Microbial sequence databases hold a vast array of information about enzymes and other molecules that could be utilized in biotechnology applications. However, the sheer size of these databases has made it challenging to efficiently search for specific enzymes of interest.
Researchers from the McGovern Institute for Brain Research at MIT, the Broad Institute of MIT and Harvard, and the National Center for Biotechnology Information (NCBI) at the National Institutes of Health have developed an innovative search algorithm that has identified 188 kinds of new rare CRISPR (Clustered Regularly Interspaced Short Palindromic Repeats) systems hidden within bacterial genomes. These findings encompass thousands of individual systems and were recently published in the scientific journal, Science.
Fast Locality-Sensitive Hashing-based clustering (FSLHclust), the search algorithm used, utilizes big-data clustering to swiftly scan extensive quantities of genomic data. Using this algorithm, the team mined three major public databases containing data from a vast array of unusual bacteria, including those found in environments as diverse as coal mines, breweries, Antarctic lakes and dog saliva.
The researchers discovered a surprising number and diversity of CRISPR systems, some of which have the capability to edit DNA, others that can target RNA, and many with various other functions. These new systems could potentially be used to edit mammalian cells with fewer off-target consequences than current Cas9 systems. They could also prove useful in diagnostics or serve as molecular records of activity within cells.
The search demonstrated an unprecedented level of diversity and flexibility within the CRISPR systems, leading the researchers to believe there are likely many more rare systems still to be discovered as the databases continue to expand. Co-senior author on the study and pioneer CRISPR researcher Professor Feng Zhang noted the necessity for better tools like FSLHclust to search molecular sequences and find promising discoveries.

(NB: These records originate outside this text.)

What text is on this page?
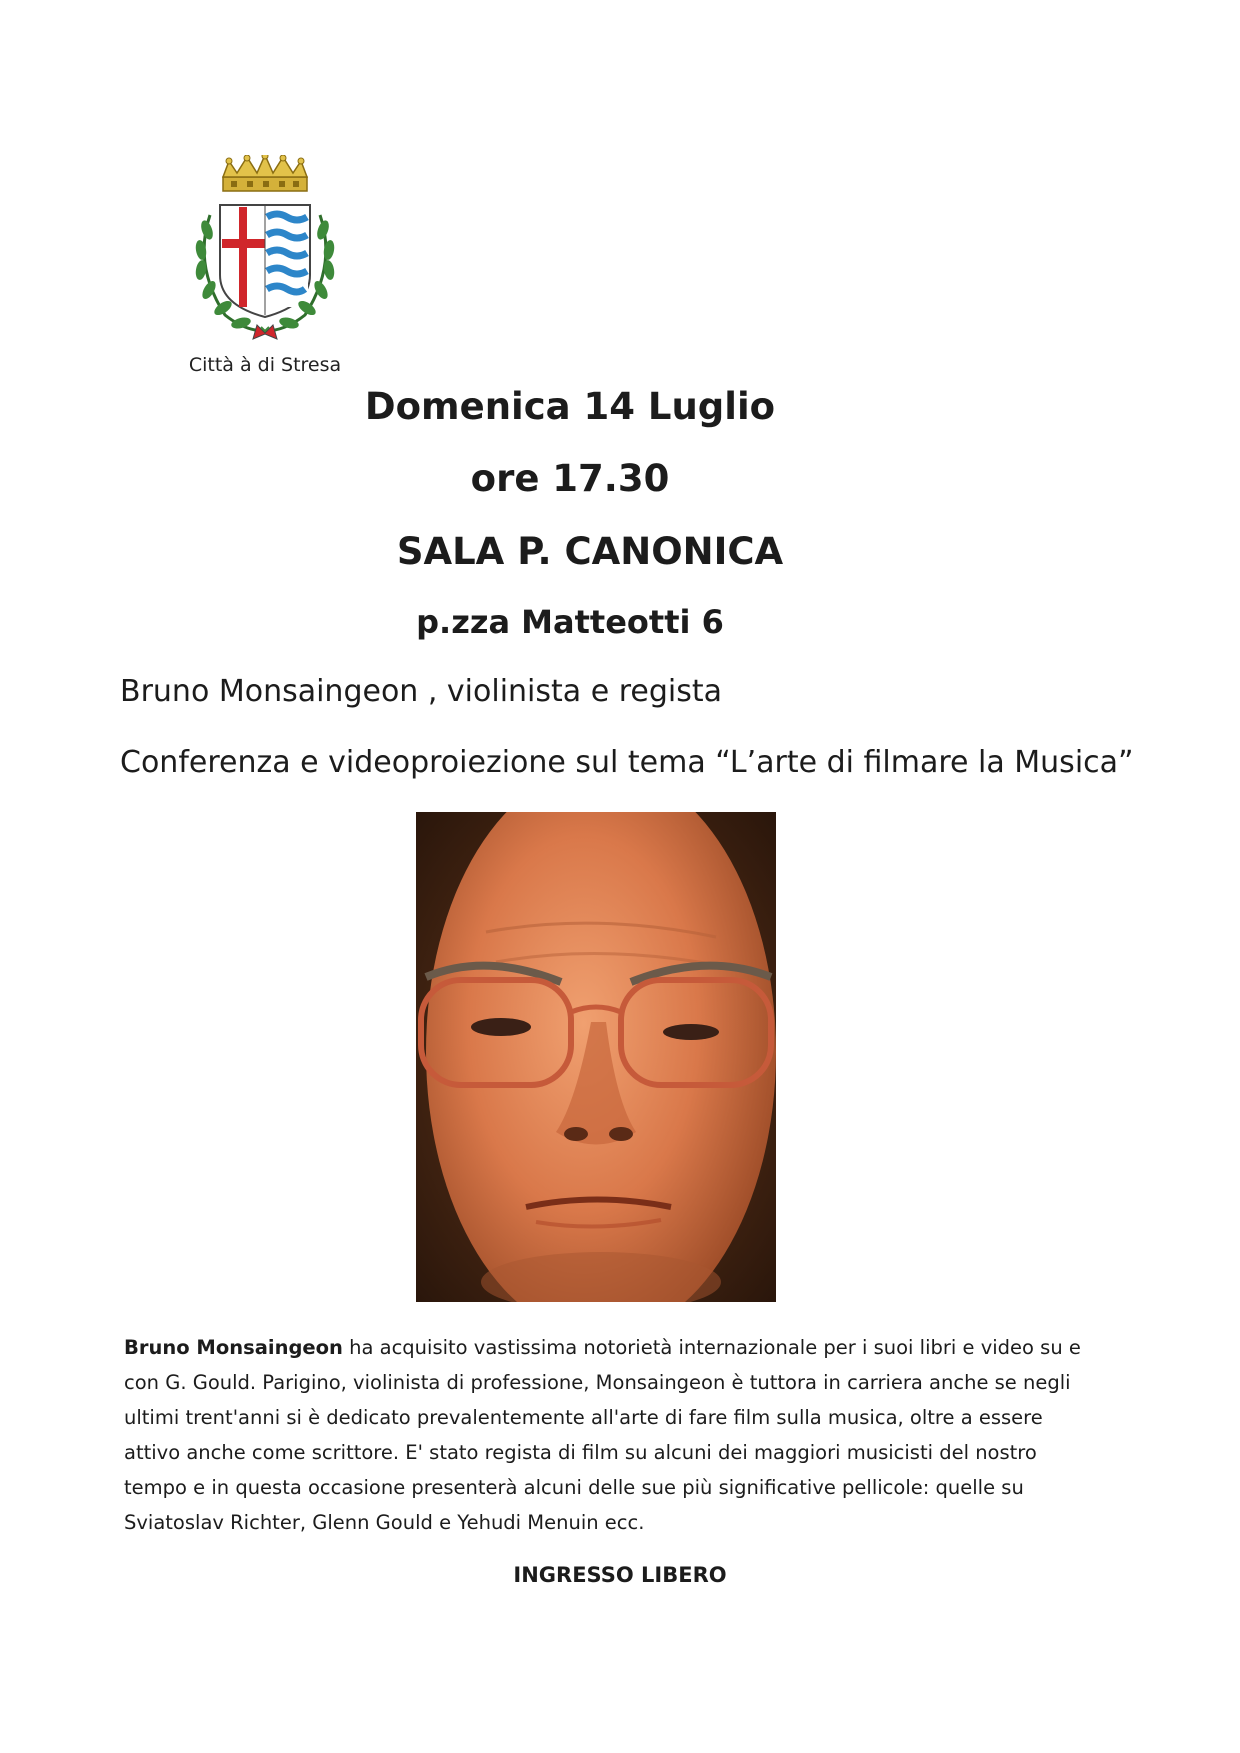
Città à di Stresa
Domenica 14 Luglio
ore 17.30
SALA P. CANONICA
p.zza Matteotti 6
Bruno Monsaingeon , violinista e regista
Conferenza e videoproiezione sul tema “L’arte di filmare la Musica”
Bruno Monsaingeon ha acquisito vastissima notorietà internazionale per i suoi libri e video su e
con G. Gould. Parigino, violinista di professione, Monsaingeon è tuttora in carriera anche se negli
ultimi trent'anni si è dedicato prevalentemente all'arte di fare film sulla musica, oltre a essere
attivo anche come scrittore. E' stato regista di film su alcuni dei maggiori musicisti del nostro
tempo e in questa occasione presenterà alcuni delle sue più significative pellicole: quelle su
Sviatoslav Richter, Glenn Gould e Yehudi Menuin ecc.
INGRESSO LIBERO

To discover novel CRISPR systems within protein and nucleic acid sequence databases, the team created an algorithm based on a technique called locality-sensitive hashing, commonly used in the big data community. This technique clusters together objects that are similar but not identical. Using this approach, the team was able to analyze billions of protein and DNA sequences in just weeks, a task that would have taken months using previous methods that searched for identical objects.

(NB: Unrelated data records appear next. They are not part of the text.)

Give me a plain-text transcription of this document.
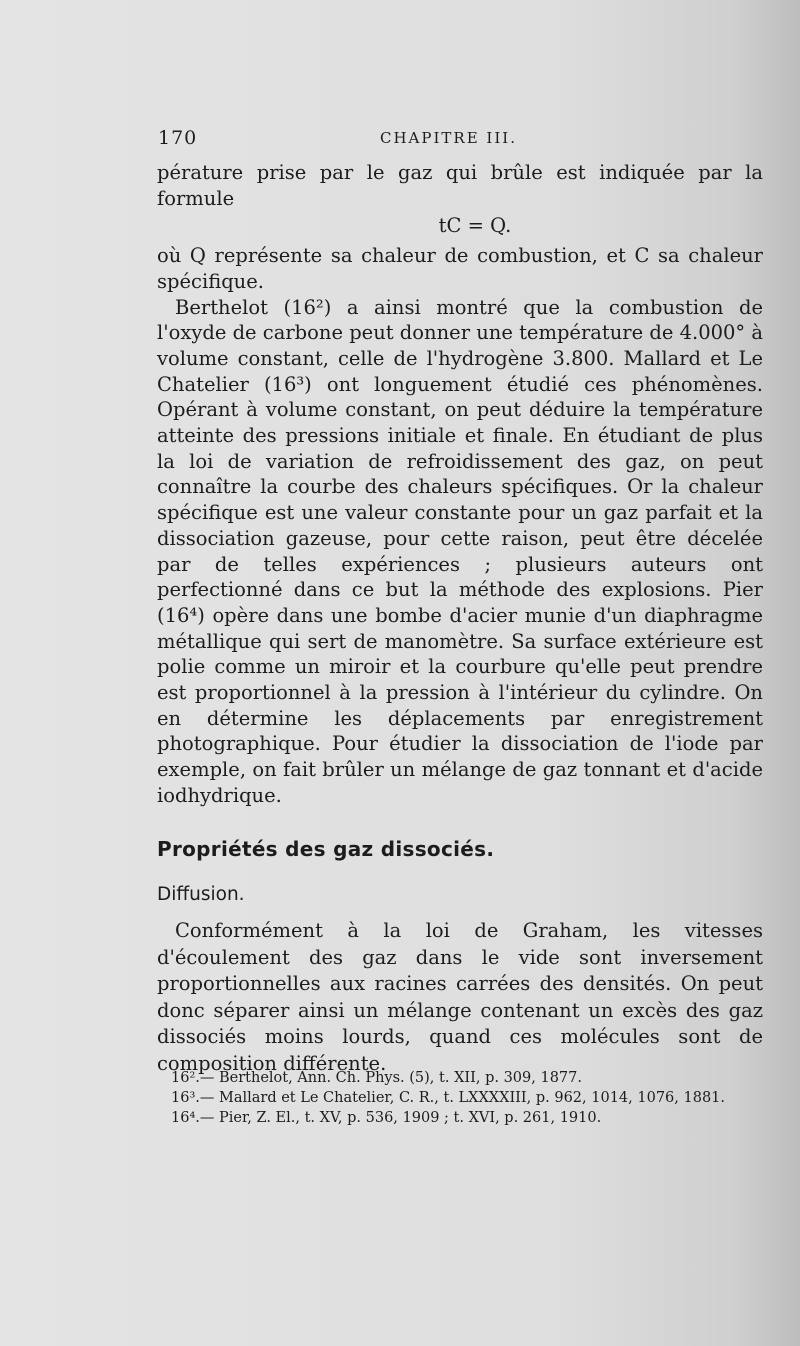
170	CHAPITRE III.

pérature prise par le gaz qui brûle est indiquée par la formule

tC = Q.

où Q représente sa chaleur de combustion, et C sa chaleur spécifique.

Berthelot (16²) a ainsi montré que la combustion de l'oxyde de carbone peut donner une température de 4.000° à volume constant, celle de l'hydrogène 3.800. Mallard et Le Chatelier (16³) ont longuement étudié ces phénomènes. Opérant à volume constant, on peut déduire la température atteinte des pressions initiale et finale. En étudiant de plus la loi de variation de refroidissement des gaz, on peut connaître la courbe des chaleurs spécifiques. Or la chaleur spécifique est une valeur constante pour un gaz parfait et la dissociation gazeuse, pour cette raison, peut être décelée par de telles expériences ; plusieurs auteurs ont perfectionné dans ce but la méthode des explosions. Pier (16⁴) opère dans une bombe d'acier munie d'un diaphragme métallique qui sert de manomètre. Sa surface extérieure est polie comme un miroir et la courbure qu'elle peut prendre est proportionnel à la pression à l'intérieur du cylindre. On en détermine les déplacements par enregistrement photographique. Pour étudier la dissociation de l'iode par exemple, on fait brûler un mélange de gaz tonnant et d'acide iodhydrique.

Propriétés des gaz dissociés.
Diffusion.

Conformément à la loi de Graham, les vitesses d'écoulement des gaz dans le vide sont inversement proportionnelles aux racines carrées des densités. On peut donc séparer ainsi un mélange contenant un excès des gaz dissociés moins lourds, quand ces molécules sont de composition différente.

16².— Berthelot, Ann. Ch. Phys. (5), t. XII, p. 309, 1877.

16³.— Mallard et Le Chatelier, C. R., t. LXXXXIII, p. 962, 1014, 1076, 1881.

16⁴.— Pier, Z. El., t. XV, p. 536, 1909 ; t. XVI, p. 261, 1910.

Notably, the researchers found several new variants of Type I CRISPR systems, possessing guide RNA that is 32 base pairs long rather than the usual 20-nucleotide guide found in Cas9 systems. These Type I systems could potentially be used to develop more precise gene-editing technology that is less prone to off-target editing.
The team believes that their new search algorithm could significantly aid the search for other biochemical systems. The study’s findings underscore the immense diversity of CRISPR systems, most of which are rare and found only in unusual bacteria, highlighting the importance of broadening sampling diversity to continue expanding the possibilities of discovery.